Why are cases of mumps increasing?

A file image of a vaccination.
A file image of a vaccination. / SUR
  • The rise is linked to a vaccine that was used in the 1990s in Andalucía which was less effective

Every three or four years there is a new outbreak of mumps, a viral infection that is characterised by inflammation of the salivary glands. As a means of prevention, children are given the MMR vaccination (a vaccine against measles, mumps and rubella). However in the 1990s (particularly between 1993 and 1997) the vaccination that was used on children contained some errors and was less effective at preventing mumps, or parotiditis. The consequence is that young adults today are more likely to get the illness.

So far this year, cases of parotiditis have quadrupled with 277 registered as opposed to 70 last year.

Experts consulted by SUR indicated that in the 1990s there were some mistakes in the MMR vaccination. When measuring antibody levels in patients it was found that in those years the vaccine had not given sufficient immunity to offer a very high protection against the infection. The question that people are asking, therefore, is: why are vaccinated people still getting mumps?

The response is related to the fact that the dose of the MMR vaccine that was used on children in the 1990s gave less protection against the infection, since it contained the Rubini strain, which only provides a minor immunisation against mumps.

Sources at the Ministry of Health told SUR that since the first use of the vaccination, at the start of the 1980s, cases of mumps have decreased in both Andalucía and Spain. However, there are times when larger numbers of cases of mumps have been reported. The sources specified that the cases are in young adults and are mild.

The MMR is included in the routine childhood immunisation schedule. Currently, two doses are administered, one at 12 months and another at three years.

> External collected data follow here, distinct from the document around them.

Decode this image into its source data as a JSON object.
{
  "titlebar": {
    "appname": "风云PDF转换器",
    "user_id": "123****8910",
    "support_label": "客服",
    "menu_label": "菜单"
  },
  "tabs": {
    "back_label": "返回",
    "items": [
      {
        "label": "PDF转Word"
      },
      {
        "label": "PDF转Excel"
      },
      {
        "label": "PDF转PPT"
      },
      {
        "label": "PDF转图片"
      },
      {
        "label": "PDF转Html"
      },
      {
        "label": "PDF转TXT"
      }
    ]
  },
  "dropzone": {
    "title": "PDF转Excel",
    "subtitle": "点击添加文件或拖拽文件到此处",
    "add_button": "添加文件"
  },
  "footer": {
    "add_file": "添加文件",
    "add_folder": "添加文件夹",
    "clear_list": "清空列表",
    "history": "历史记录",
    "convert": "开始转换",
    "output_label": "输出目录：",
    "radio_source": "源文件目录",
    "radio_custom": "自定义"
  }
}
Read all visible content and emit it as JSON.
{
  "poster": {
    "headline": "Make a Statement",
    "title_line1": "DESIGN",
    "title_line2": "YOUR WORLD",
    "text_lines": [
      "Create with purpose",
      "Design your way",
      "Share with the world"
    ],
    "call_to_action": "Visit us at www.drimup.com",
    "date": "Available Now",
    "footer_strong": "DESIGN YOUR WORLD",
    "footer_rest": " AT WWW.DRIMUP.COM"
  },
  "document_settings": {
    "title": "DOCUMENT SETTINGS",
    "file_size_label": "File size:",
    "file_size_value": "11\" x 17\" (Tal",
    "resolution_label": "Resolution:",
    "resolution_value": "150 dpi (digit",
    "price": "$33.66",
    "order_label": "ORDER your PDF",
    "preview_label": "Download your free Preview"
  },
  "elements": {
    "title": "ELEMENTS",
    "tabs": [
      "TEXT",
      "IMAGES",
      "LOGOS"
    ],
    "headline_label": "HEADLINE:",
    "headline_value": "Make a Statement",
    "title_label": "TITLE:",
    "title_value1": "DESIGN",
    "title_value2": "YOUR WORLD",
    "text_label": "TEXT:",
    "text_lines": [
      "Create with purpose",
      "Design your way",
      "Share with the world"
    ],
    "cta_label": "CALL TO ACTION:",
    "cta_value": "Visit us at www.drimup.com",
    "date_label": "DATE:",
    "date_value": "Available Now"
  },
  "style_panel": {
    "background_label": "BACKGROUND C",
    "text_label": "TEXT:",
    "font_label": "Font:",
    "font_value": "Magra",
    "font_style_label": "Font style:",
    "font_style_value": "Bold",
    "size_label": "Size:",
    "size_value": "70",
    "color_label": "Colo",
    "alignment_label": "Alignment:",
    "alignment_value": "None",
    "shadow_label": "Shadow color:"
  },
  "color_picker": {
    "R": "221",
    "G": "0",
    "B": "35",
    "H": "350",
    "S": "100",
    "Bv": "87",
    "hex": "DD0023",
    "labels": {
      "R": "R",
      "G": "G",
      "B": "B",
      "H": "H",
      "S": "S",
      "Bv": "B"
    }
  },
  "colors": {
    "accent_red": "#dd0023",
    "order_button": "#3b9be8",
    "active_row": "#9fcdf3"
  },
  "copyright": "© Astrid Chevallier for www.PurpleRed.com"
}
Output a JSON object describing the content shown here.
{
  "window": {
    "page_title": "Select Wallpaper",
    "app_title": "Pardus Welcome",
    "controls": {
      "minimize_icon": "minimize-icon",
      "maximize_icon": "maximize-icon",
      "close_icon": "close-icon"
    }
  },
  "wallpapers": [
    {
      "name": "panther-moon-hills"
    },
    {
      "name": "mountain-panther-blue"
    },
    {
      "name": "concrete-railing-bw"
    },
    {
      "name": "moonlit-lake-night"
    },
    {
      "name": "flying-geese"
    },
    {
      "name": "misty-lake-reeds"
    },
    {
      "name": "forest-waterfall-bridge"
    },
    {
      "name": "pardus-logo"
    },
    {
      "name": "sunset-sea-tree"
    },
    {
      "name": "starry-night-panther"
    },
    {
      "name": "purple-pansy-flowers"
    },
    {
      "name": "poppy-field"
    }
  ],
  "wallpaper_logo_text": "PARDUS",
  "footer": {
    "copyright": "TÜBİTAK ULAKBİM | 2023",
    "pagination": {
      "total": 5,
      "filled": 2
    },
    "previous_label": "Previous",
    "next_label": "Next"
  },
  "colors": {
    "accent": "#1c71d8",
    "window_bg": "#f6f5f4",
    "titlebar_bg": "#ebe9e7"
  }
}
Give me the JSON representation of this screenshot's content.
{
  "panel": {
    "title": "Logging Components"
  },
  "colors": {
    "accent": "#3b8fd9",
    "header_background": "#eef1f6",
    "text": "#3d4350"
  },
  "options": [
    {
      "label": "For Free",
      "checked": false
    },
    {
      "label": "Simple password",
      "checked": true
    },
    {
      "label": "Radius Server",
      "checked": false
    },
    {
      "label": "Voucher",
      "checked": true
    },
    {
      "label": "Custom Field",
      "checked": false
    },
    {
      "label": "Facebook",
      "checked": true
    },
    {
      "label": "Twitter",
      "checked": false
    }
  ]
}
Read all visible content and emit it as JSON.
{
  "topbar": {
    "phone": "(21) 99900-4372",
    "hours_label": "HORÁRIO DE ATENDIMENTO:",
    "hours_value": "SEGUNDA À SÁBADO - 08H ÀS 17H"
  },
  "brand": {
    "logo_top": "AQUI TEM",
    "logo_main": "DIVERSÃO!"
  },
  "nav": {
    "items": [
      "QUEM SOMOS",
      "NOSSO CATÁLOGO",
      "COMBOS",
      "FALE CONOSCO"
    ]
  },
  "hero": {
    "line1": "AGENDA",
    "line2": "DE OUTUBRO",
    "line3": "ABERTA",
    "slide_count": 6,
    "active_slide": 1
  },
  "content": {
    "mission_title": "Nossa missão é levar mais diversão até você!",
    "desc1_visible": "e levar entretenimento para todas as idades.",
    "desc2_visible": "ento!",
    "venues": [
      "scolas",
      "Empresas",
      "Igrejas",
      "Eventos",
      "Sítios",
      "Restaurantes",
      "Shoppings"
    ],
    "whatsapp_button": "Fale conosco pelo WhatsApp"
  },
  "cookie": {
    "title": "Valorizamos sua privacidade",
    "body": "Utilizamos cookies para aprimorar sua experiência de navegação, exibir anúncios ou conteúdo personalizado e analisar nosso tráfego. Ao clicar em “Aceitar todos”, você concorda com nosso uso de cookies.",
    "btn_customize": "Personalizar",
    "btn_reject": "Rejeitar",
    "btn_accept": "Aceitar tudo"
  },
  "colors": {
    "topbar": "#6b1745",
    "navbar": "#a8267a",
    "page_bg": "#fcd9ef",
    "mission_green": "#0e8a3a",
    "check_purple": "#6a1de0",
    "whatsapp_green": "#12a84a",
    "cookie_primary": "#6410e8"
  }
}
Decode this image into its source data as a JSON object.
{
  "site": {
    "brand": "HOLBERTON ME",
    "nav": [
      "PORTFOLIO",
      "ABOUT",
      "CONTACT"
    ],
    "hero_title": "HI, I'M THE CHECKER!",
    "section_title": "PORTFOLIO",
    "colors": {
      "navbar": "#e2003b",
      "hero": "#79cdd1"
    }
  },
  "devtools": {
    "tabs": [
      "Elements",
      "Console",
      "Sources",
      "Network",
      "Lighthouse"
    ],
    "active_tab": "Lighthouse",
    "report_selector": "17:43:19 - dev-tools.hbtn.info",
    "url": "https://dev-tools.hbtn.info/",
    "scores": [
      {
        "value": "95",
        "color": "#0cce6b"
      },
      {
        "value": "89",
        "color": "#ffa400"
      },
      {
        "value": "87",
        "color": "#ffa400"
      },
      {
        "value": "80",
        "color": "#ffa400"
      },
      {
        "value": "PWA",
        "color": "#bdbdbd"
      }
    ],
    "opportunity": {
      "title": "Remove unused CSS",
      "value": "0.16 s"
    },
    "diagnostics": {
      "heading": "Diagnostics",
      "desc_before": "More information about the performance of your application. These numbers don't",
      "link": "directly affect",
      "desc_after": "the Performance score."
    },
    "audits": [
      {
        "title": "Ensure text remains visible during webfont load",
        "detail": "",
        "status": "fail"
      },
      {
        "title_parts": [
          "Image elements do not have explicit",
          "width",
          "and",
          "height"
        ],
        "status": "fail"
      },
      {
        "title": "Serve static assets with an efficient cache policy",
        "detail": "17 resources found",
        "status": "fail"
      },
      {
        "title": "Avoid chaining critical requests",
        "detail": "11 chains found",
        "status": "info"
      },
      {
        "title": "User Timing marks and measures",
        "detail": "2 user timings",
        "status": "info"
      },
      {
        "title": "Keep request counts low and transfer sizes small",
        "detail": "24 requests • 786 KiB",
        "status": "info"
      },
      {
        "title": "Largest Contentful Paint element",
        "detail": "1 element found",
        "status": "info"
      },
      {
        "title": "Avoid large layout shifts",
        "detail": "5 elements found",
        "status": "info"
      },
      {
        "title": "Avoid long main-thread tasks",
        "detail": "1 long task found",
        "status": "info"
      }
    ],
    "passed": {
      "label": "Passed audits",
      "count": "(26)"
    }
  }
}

The ministry estimates that the protection provided by the MMR vaccine in Andalucía is around 97 per cent after the second dose. Sources also stressed that, in regard to parotiditis, the vaccine does not protect one hundred per cent, so isolated or clustered cases can occur. According to protocol, on all occasions where someone has contracted mumps, the same procedure is followed: identify the people in their close surroundings, check who is vaccinated and vaccinate those who are not. Those born before 1966, however, are exempt, because they are considered already immunised through previously catching the infection naturally.

In Andalucía

This year so far, in Andalucía 1,945 cases of mumps have been registered. Of those 277 are in the province of Malaga. In 2018, 885 cases were registered in Andalucía, of those 70 were in Malaga. In regards to the several students from the Faculty of Communication Science who caught mumps, prompting warnings to young people to get a vaccination, the Ministry of Health has released a message to give peace of mind, since "it is a situation which is normal".

Mumps is the common name for parotiditis, a viral infection characterised not only by the inflammation of the salivary glands, but also other symptoms including a fever, headaches, joint pain or a lack of appetite.

Transmission of the infection is through saliva droplets - when talking, sneezing and coughing - or by direct contact with an infected individual's saliva.